Hurray For The Riff Raff
New Orleans, LA
Alabama Shakes, Cat Power, The Byrds
A Puerto Rican banjo player leaves her native New York City to hop freight trains across the country, eventually settling down in New Orleans where she forms a band with a transgender fiddle player. The band secures a feature spot on the HBO drama Treme and becomes the toast of the Big Easy. It sounds like the plot of a movie, but it's actually the Hurray For the Riff Raff origin story. The band's sound recalls a bygone era that lends their music a timeless ambiance. From singer Alynda Lee Segerra's smoky tenor to the wistful front porch musings and celebratory swamp boogie of her backing band, Hurray For the Riff Raff is a reverent reminder of a hallowed music tradition.
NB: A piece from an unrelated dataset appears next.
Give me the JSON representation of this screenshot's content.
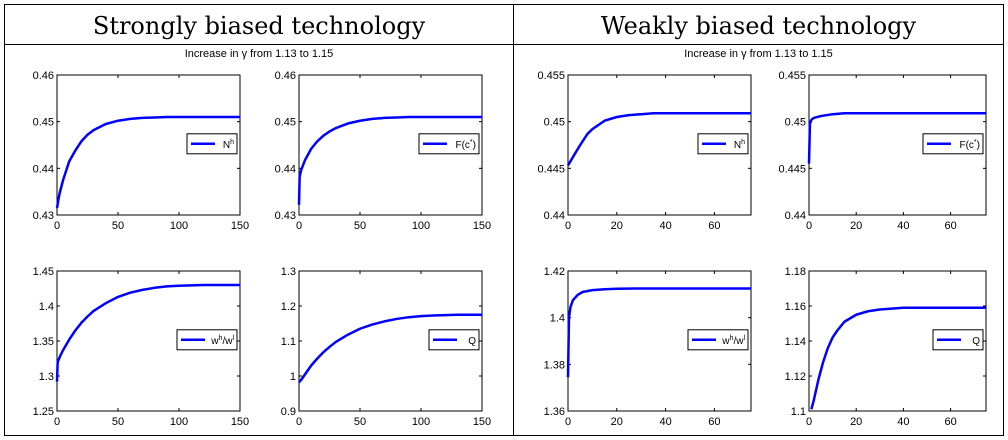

Alynda Lee Segerra's Bronx, NY youth was informed by punk music and the feminist rants of Bikini Kill's Kathleen Hannah. She waxed poetic about the anarchic lifestyle of the street urchins that populated Tompkins Square Park on Manhattan's Lower East Side, just itching for an opportunity to explore the open road. By the age of 22, Alynda had settled in New Orleans after spending two years traveling the country by freight train as a veritable hobo. Time and the road shifted her musical tastes dramatically and she began busking with local street musicians as a washboard player.
Now 25, Alynda also plays banjo and guitar and has become the main songwriting force for Hurray For the Riff Raff, a local band that nurtured her infant musical aspirations but now trusts in her as their artistic, and financial, focal point. Segerra lists Judy Garland as a main inspiration, pointing to Garland's clearly enunciated vocals and her ability to stretch out notes in a woozy vibrato that masked her deceptive singing range. "What's Wrong With Me" from the band's latest release Look Out Mama is a fine example of Segerra's voice at work. Although huskier than Garland's and possessing less vibrato, Alynda delivers a wonderful country-tinged version of the standard torch song. Over the course of 4 minutes, Segerra displays the resonance of Cat Power's Chan Marshall coupled with the seductive allure of Peggy Lee and the soulful sturdiness of Dusty Springfield. It's an especially mature combination of traits, traits that could provide her and her band a stable life, unless she gets the itch again....
In case the travel bug happens to hit you, Hurray For the Riff Raff will be touring Europe the entire month of September. Expect some local N'awlins dates to follow, and a cajun stew full of live shows in 2013!